Por trás deles, enquanto seus gritos desapareciam à distância, o rosto pálido e os cabelos dourados pareceram hesitar por um instante, como se esperassem. Depois, tornaram a afundar lentamente para as profundezas escuras e serenas de onde haviam saído.

Oliver Baynes retomou a narrativa, enquanto De Hirsch servia-se de mais uma dose do meu conhaque... acabando com a garrafa, diga-se de passagem:

— Os pais de Willy comunicaram a história ao guarda e o guarda chamou-me. Duas horas depois, meia dúzia de nós chegavam à casa de Mark Hillyer. O único meio decente de chegar à ravina sem fazer uma difícil escalada é descer através da propriedade de Hillyer. Ele se mostrou perfeitamente simpático. Quando lhe contamos o que queríamos, ele demonstrou apenas um ligeiro interesse.

"Hillyer chegou a dizer: — Se a encontrarem, revistem o bolso do blusão de esquiar. Ela tinha mil dólares meus quando saiu daqui e reivindico o dinheiro de volta.

"Chegamos à ravina, por um terreno de acesso difícil, baixamos as cordas. Começamos a procurar pelo corpo. Encontramos 20 minutos depois. Quando subiu, Danny Gresham, que estava conosco, imediatamente soltou um grito.

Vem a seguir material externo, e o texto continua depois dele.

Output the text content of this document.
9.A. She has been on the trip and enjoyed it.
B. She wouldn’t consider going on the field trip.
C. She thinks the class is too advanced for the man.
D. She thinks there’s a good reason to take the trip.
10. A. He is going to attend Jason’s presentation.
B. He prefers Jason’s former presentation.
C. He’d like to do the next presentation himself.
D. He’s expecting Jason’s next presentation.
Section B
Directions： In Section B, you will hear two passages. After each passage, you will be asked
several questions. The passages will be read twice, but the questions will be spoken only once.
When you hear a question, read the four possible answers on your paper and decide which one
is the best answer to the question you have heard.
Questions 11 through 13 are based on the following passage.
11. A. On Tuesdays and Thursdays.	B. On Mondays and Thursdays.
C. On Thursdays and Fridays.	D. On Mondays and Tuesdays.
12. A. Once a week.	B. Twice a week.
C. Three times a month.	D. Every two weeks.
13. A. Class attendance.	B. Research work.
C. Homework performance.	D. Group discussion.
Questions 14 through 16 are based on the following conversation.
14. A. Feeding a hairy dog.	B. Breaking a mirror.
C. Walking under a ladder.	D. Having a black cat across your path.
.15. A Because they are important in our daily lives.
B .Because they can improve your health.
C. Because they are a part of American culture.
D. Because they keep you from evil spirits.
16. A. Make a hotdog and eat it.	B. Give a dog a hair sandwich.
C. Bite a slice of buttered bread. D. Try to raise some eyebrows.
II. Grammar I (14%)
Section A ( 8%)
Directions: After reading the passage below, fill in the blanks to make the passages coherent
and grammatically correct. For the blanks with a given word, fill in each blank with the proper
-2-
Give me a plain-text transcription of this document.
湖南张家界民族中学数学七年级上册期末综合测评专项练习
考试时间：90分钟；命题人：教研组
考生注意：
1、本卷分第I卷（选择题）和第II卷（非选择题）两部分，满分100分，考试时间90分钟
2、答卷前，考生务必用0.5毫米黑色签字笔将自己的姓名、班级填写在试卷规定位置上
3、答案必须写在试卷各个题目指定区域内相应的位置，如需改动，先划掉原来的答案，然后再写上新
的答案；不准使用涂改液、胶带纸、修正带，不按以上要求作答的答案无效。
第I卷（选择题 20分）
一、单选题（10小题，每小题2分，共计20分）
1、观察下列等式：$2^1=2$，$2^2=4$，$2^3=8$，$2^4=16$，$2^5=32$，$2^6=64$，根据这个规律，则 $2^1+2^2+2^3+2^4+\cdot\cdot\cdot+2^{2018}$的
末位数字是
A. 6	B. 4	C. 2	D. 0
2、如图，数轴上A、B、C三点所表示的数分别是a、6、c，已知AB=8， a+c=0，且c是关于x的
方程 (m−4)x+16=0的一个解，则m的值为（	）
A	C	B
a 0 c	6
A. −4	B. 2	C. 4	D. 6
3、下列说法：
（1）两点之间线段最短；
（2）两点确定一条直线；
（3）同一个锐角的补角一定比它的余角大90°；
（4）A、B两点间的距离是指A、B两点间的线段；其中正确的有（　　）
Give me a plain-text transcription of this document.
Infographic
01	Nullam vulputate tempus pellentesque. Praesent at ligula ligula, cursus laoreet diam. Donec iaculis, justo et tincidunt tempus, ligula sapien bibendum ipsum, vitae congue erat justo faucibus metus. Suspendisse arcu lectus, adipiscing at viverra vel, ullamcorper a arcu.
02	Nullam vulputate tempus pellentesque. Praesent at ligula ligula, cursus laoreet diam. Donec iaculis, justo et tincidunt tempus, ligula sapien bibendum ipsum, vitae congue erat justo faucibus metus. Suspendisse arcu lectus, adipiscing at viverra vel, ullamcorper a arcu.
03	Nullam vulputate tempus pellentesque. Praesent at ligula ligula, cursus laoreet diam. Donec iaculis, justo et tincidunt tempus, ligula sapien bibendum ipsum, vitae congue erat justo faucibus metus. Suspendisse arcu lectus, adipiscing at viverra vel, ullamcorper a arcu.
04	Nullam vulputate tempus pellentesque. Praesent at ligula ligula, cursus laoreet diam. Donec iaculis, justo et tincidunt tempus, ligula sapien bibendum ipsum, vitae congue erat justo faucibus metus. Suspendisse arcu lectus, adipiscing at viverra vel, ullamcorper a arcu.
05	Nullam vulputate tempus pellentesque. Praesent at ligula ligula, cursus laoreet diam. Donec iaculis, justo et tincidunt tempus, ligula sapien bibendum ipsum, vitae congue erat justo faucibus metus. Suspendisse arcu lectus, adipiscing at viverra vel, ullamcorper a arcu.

"E ele disse: — É ela! Mas como veio parar aqui, tão longe da casa? Ela deve ter voado!

"O corpo estava bem preservado, pois aquela água é gelada. E tinha mesmo dez notas de cem dólares no bolso do blusão. Continuamos a vasculhar o fundo do poço com os ganchos e finalmente encontramos o capuz e uma luva. Deixei os homens ainda vasculhando o poço e esquadrinhei a ravina pessoalmente. Afora umas poucas garrafas vazias e algumas latas, não havia coisa alguma que não devesse estar ali.

"Vasculhamos o poço durante o dia inteiro. Eu ainda acalentava a esperança de encontrar um tobogã ou algo parecido. Mas não havia nada. Tínhamos o corpo, a meio quilômetros da casa, sem qualquer indicação de como chegara até lá.

"Removemos o corpo e efetuamos a autópsia. Ela morrera de frio. O estômago estava vazio... não havia como determinar há quanto tempo fizera a última refeição por ocasião da morte. Não havia vestígio de veneno nos tecidos.

Oliver Baynes fez uma pausa, olhando para De Hirsch com uma expressão de desafio, antes de acrescentar:

— Aí está o caso da chantagista loura. Agora, vamos ouvir a sua explicação, sem recorrer a desaparecimentos espontâneos, brechas no contínuo espaço-tempo, pontes de vidro e discos voadores.

Meu amigo húngaro uniu as pontas dos dedos, com uma expressão pensativa.

— Não posso — disse ele, afavelmente. E quando uma expressão de triunfo estampou-se nas feições avermelhadas de Baynes, De Hirsch acrescentou: — Não posso, sem mencionar a ponte de vidro, o disco voador e, acima de tudo, a mortalha.

— Claro, claro! — O Tenente Baynes parecia irritado. — Dê-nos mais algumas palavras empoladas e depois reconheça que não tem a menor idéia do que aconteceu com a garota!

— Não posso fazer isso — protestou De Hirsch, com uma expressão de satisfação. — É que sei o que aconteceu com ela. Ou pelo menos saberei quando acrescentar o último item que deixou fora da narrativa.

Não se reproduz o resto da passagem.